Can nanomedicine be used to deliver cancer therapy direct to cancer cells?

Can nanomedicine be used to deliver cancer therapy direct to cancer cells?
The nanometric size of any nanomedicine allows for interactions with DNA or small proteins at different levels in blood or within organs, tissues or cells.

New research into nanomedicine from the University of East Anglia (UEA), UK, means a new cancer therapy using nanoparticles to deliver combination therapy directly to cancerous cells could soon be available.

The new therapy that utilises nanoparticles has shown to make breast cancer and prostate cancer tumours more sensitive to chemotherapy, is now close to entering clinical trials. The mass-production of this nanomedicine is possible, making it a viable treatment of proven effective in human trials.

Nanomedicine is a growing research area in cancer with a focus on utilising nanoparticles to help drugs reach a tumour. The technology developed at UEA is the first of its kind to use nanoparticles to deliver two drugs in combination to target cancer cells.

Why is this cancer therapy different?

The drugs which have already been approved for clinical use are an anti-cancer drug called docetaxel, multiple sclerosis drug, fingolimod, that makes tumours more sensitive to chemotherapy.

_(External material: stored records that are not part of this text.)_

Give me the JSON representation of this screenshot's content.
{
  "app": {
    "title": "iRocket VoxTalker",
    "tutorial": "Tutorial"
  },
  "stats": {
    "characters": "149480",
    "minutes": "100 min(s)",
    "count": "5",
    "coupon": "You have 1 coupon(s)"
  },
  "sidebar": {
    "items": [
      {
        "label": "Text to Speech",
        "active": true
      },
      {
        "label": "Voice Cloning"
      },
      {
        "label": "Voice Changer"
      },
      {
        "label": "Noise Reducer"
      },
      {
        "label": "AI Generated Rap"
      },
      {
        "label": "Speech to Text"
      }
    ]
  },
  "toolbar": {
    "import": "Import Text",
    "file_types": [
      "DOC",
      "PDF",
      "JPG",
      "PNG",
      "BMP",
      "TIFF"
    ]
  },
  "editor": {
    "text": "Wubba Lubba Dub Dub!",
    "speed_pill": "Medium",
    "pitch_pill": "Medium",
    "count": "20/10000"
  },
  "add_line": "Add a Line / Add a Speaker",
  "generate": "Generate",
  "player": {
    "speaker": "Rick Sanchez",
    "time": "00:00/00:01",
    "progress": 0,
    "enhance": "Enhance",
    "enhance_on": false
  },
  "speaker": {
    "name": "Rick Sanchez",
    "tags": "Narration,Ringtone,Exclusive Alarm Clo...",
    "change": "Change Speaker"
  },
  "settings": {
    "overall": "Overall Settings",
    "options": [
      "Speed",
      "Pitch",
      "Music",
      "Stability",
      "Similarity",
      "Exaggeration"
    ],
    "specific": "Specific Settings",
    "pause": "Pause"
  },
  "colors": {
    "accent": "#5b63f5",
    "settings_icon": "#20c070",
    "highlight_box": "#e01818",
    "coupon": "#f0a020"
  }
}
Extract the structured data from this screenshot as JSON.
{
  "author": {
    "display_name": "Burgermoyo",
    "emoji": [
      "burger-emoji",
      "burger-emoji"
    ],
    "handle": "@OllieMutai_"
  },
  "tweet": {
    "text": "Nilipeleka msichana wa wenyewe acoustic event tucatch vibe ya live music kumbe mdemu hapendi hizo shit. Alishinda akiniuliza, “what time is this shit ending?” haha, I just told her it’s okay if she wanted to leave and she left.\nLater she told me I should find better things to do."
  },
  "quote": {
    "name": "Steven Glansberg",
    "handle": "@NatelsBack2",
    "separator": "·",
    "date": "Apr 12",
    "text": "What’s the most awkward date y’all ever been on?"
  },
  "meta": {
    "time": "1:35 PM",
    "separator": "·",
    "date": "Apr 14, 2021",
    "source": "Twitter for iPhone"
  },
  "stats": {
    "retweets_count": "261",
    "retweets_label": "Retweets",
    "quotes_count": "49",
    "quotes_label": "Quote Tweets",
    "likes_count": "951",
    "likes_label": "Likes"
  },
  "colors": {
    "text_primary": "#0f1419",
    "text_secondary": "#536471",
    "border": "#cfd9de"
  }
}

Currently, fingolimod cannot be used to treat cancer as is suppresses the immune system of the patient, leaving them with dangerously low levels of white blood cells, and although docetaxel is used to treat many cancers, its toxicity can also lead to serious side effects for patients whose tumours are resistant to chemotherapy.

The nanometric size of any nanomedicine allows for interactions with DNA or small proteins at different levels in blood or within organs, tissues or cells.

The nanoparticles developed by the researchers can deliver drugs directly to the tumour site, which vastly reduces the risks of both the drugs used. Additionally, this approach means less of the drug is needed to kill the cancerous cells.

Dr Dmitry Pshezhetskiy from the Norwich Medical School at UEA said: “So far nobody has been able to find an effective way of using fingolimod in cancer patients because it’s so toxic in the blood.

“We’ve found a way to use it that solves the toxicity problem, enabling these two drugs to be used in a highly targeted and powerful combination.”

Developing the nanomedicine

The UEA researchers worked with Precision NanoSystems’ Formulation Solutions Team who used their NanoAssemblr™ technology to investigate if it was possible to synthesise the different components of the therapy at an industrial scale.

The nanoparticle includes a molecule that will show up on MRI scans, enabling clinicians to monitor the spread of the particles through the body. This development in nanomedicine reiterates that nanotechnology can be used to make drugs and other areas of healthcare smarter.